MIAs pose a significant threat to the privacy of learning models by exploiting differences in how models respond to training and non-training data, revealing whether a specific data record was used in training and thus potentially exposing sensitive information. Detecting privacy leakages is crucial in safeguarding sensitive information from unauthorized access and misuse. Hence, our contributions provide a useful set of tools to interpret the privacy of a deep learning model, in terms of revealing the ownership of its training data. In detail, our contributions are as follows.

• The FeS-MIA model proposes a new set of MIAs based on few-shot learning techniques and significantly reduces the resources required to evaluate the data integrity of a deep learning model. These techniques make the assessment of the training data’s integrity more feasible by requiring fewer data and less computational time, thus facilitating the proposition and evaluation of a wider range of membership inference scenarios. The impact of our model’s contribution is heightened by its ability to demonstrate significant privacy leakages with only minimal data and computational resources. Although efficiency was not a primary design goal, it emerges as a positive consequence of our few-shot approach, reinforcing the applicability of our method in constrained environments.

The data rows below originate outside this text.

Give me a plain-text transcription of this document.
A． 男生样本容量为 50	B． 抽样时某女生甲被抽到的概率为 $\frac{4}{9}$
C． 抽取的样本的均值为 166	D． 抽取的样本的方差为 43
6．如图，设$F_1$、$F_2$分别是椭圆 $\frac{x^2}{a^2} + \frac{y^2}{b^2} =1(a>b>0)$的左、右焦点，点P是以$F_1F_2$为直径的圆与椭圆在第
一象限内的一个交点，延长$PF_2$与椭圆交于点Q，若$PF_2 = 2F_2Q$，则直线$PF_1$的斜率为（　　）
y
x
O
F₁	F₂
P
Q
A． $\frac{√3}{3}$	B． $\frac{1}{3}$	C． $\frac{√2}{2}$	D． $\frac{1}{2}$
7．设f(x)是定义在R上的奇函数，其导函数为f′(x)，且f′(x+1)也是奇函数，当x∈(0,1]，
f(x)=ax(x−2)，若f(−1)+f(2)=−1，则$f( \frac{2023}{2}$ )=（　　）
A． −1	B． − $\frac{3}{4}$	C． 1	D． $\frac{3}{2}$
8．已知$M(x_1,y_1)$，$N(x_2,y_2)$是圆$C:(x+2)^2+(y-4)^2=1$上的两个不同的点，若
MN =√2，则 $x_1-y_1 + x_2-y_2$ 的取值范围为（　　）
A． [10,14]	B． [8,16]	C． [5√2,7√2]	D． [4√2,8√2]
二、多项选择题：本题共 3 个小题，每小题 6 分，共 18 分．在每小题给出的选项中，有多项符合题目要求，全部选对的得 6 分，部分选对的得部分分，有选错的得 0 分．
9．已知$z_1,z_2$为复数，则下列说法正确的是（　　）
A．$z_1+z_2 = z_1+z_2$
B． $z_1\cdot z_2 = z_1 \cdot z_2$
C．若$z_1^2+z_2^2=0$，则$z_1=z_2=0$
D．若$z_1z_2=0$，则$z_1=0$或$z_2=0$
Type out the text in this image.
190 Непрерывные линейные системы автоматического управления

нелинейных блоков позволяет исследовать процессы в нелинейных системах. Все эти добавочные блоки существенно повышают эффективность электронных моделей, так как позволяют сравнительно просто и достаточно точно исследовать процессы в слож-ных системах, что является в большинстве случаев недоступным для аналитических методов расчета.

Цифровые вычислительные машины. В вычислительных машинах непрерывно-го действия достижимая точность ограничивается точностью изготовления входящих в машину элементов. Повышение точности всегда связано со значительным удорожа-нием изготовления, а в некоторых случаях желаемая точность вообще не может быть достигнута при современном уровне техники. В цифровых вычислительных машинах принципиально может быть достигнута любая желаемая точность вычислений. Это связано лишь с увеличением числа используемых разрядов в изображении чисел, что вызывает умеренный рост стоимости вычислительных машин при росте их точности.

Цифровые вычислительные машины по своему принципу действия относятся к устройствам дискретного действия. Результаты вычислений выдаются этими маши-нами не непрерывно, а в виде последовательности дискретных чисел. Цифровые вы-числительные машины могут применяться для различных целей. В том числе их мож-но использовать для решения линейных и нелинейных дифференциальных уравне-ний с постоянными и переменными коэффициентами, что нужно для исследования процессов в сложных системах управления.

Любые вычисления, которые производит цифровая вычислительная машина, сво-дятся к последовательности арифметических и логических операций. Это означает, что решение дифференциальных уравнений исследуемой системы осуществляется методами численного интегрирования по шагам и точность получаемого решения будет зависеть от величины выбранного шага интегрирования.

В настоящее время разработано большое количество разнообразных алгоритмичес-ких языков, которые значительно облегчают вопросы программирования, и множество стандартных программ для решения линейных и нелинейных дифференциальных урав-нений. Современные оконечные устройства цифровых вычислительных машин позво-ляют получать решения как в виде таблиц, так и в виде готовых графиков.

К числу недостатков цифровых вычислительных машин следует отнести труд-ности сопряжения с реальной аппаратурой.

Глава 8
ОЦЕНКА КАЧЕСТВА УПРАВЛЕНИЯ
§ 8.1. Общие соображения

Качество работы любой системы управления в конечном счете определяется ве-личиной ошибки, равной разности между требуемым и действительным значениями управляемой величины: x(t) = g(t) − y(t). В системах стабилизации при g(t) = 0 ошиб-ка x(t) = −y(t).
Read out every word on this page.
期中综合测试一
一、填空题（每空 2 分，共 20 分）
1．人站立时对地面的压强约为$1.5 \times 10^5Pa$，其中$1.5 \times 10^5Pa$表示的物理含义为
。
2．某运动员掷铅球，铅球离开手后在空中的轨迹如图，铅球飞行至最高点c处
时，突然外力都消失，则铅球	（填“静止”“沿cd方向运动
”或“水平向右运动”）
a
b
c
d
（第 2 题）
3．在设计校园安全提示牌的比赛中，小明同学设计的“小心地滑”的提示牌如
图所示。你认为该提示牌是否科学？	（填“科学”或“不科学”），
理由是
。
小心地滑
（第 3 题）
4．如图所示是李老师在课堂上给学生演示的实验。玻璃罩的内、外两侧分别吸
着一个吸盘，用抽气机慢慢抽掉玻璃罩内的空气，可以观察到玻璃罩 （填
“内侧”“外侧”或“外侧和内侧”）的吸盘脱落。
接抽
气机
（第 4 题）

• The Log-MIA measure further boosts the interpretability of MIA privacy risks, leading to the reinterpretation of state-of-the-art MIA metrics. The proposed metric verifies that almost all MIAs are capable of achieving a significant privacy leakage.

By proactively detecting privacy leakages, the contributions of this work, with the proposal of the FeS-MIA model and Log-MIA measure, could be crucial in enhancing the security of machine learning models, especially in scenarios where data privacy is paramount.